Very interesting! I have also compared thematic analysis between human coders and GPT-4 and my Kappa coefficient was around .801 for GPT and humans, and .842 between humans. I used the themes gathered and applied PCA and other techniques to better understand how tokens would constitute themes that had a greater match between humans and GPT, and then compare it to some literature on UX Research and thematic analysis to understand if GPT model-training has an impact on bias. What I have found so far is that, given literature on how themes are recognized and noted by researchers, models need a constant training in order to not reduce then to what the model recognizes.
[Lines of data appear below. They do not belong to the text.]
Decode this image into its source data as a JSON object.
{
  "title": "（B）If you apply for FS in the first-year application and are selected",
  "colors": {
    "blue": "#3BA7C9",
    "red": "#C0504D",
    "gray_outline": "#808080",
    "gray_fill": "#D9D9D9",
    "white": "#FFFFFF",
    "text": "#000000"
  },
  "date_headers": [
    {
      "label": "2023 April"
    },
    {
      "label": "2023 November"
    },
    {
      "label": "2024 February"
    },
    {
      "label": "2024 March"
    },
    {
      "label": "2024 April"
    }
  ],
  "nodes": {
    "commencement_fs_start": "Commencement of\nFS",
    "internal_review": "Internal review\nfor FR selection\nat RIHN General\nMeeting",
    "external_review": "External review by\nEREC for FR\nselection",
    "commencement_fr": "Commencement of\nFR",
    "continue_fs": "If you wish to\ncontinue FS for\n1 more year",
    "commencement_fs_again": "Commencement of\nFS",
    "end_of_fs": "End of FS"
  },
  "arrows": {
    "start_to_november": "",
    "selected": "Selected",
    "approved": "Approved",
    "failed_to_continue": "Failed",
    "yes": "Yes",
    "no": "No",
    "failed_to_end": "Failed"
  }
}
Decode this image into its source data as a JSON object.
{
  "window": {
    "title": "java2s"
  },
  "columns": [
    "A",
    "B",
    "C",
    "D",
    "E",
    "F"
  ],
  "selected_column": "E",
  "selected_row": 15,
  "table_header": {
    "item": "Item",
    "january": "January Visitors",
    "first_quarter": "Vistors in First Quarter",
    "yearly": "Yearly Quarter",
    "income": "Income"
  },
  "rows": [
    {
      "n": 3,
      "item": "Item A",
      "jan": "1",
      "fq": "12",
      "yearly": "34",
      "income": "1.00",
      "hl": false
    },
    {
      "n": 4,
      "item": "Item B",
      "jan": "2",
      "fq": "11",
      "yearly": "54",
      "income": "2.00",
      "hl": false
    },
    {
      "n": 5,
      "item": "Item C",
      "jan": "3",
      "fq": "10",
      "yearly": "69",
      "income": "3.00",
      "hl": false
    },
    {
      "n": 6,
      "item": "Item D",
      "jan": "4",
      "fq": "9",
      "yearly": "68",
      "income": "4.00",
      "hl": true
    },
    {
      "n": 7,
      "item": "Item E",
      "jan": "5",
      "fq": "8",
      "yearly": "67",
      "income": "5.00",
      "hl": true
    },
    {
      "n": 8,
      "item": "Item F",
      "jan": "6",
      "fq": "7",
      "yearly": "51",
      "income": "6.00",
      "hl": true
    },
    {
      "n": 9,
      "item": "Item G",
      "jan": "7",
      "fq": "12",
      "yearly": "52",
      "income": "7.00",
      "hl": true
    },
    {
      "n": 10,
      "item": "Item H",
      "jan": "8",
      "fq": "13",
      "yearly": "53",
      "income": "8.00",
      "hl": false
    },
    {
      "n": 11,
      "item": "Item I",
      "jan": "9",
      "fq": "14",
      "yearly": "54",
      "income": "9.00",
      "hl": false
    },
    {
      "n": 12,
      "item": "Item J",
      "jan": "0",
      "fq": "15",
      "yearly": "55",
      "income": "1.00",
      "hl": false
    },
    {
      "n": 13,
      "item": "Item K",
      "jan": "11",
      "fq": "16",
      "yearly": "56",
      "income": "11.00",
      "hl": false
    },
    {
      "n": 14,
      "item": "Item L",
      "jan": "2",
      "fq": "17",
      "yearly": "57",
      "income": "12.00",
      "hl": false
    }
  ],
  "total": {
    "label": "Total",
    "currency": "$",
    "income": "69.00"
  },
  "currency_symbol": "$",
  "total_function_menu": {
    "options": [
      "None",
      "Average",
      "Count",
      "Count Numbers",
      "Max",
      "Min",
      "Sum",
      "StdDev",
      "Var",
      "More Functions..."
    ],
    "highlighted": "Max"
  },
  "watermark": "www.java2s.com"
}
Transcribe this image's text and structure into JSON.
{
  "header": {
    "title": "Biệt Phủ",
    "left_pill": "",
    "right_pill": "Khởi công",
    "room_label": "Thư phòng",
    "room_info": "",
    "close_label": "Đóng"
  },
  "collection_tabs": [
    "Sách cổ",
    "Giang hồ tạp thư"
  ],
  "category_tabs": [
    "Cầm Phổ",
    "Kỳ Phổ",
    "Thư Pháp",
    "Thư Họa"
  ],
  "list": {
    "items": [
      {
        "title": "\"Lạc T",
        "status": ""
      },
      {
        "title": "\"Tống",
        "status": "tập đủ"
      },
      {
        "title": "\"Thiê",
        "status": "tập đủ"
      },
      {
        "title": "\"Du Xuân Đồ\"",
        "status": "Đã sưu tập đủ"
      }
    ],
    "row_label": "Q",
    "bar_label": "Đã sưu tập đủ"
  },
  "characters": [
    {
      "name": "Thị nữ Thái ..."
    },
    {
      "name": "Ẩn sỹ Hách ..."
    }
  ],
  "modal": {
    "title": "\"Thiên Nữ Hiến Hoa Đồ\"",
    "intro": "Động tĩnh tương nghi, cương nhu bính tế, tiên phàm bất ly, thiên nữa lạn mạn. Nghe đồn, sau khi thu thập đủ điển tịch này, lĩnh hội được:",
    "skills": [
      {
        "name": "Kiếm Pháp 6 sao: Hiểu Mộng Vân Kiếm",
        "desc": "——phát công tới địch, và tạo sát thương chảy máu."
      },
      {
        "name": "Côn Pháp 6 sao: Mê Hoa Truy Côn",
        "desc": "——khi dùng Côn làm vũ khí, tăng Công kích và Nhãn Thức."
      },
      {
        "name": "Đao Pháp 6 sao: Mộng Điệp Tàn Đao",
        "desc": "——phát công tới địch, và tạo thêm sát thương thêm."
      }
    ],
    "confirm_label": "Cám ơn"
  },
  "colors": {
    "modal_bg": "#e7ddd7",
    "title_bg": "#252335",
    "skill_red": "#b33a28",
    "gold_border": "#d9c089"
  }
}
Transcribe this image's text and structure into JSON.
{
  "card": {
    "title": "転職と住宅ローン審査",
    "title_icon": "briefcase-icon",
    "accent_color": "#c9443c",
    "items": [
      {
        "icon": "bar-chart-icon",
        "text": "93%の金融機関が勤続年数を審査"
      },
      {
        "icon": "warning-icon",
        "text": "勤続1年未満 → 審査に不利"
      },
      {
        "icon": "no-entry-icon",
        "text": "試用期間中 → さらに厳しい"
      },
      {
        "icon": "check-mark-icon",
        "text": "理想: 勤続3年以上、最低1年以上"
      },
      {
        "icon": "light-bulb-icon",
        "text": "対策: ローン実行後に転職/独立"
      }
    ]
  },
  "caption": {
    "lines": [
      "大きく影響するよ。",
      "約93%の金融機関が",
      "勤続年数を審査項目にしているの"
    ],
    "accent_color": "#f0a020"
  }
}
This is interesting when research subjects are fairly newer than when the model was trained. If you ask researchers to do thematic analysis on people’s tweets when it comes to twitter privacy before and after Musk bought it, the same tokens and/or groups of them will bring about different codes, because chatGPT was trained up to the end of 2021 and doesn’t have trained data about musk owning twitter, at least by the date I conducted the experiments.

Olga Ermishkina

UX Researcher – User Experience

1y

This is not replacing, this is helping with the heavy lifting

Gökhan Besen

Director of User Experience - sahibinden.com

1y

Great analysis! ChatGpt can be effectively used as a leverage to do the leg work for the them, so they can focus on the outcome. It will also help scale small research teams. As in other professions, i agree researchers who utilize chatgpt will replace researchers who don’t. It’s like researchers on steroids ;)

Siniša Šašić

UX Design Leader | Creative Leadership & Experience Design ✦ AI-Integrated

1y

Excellent insights. “Replacement” is also quite a broad representation of what can happen in the interplay of AI and humans. Even though it’s not a smooth way to use such a powerful tool (yet), making most out of AI with proper prompts is still a considerably handy skill to have. I’m not sure if anybody should base their career on that skill, but perhaps it would be foolish to dismiss using and practicing it for the time being.

Émilie Monette, MSc, UXC

MSc., UXC | UX and Digital Consultant | Intrapreneur, I work with businesses to accelerate innovation, customer value creation and ongoing improvement.

1y

I hope not cause that is my fav part of the UX field!

Dean Peters

Product Management Trainer, Consultant & Agile Coach, Mentor, Prompt Engineer, & Hakawati (حكواتي)

1y

Tools such as ChatGPT can serve as a 'coaching network' to help UX practitioners level up their decision making at the speed of change.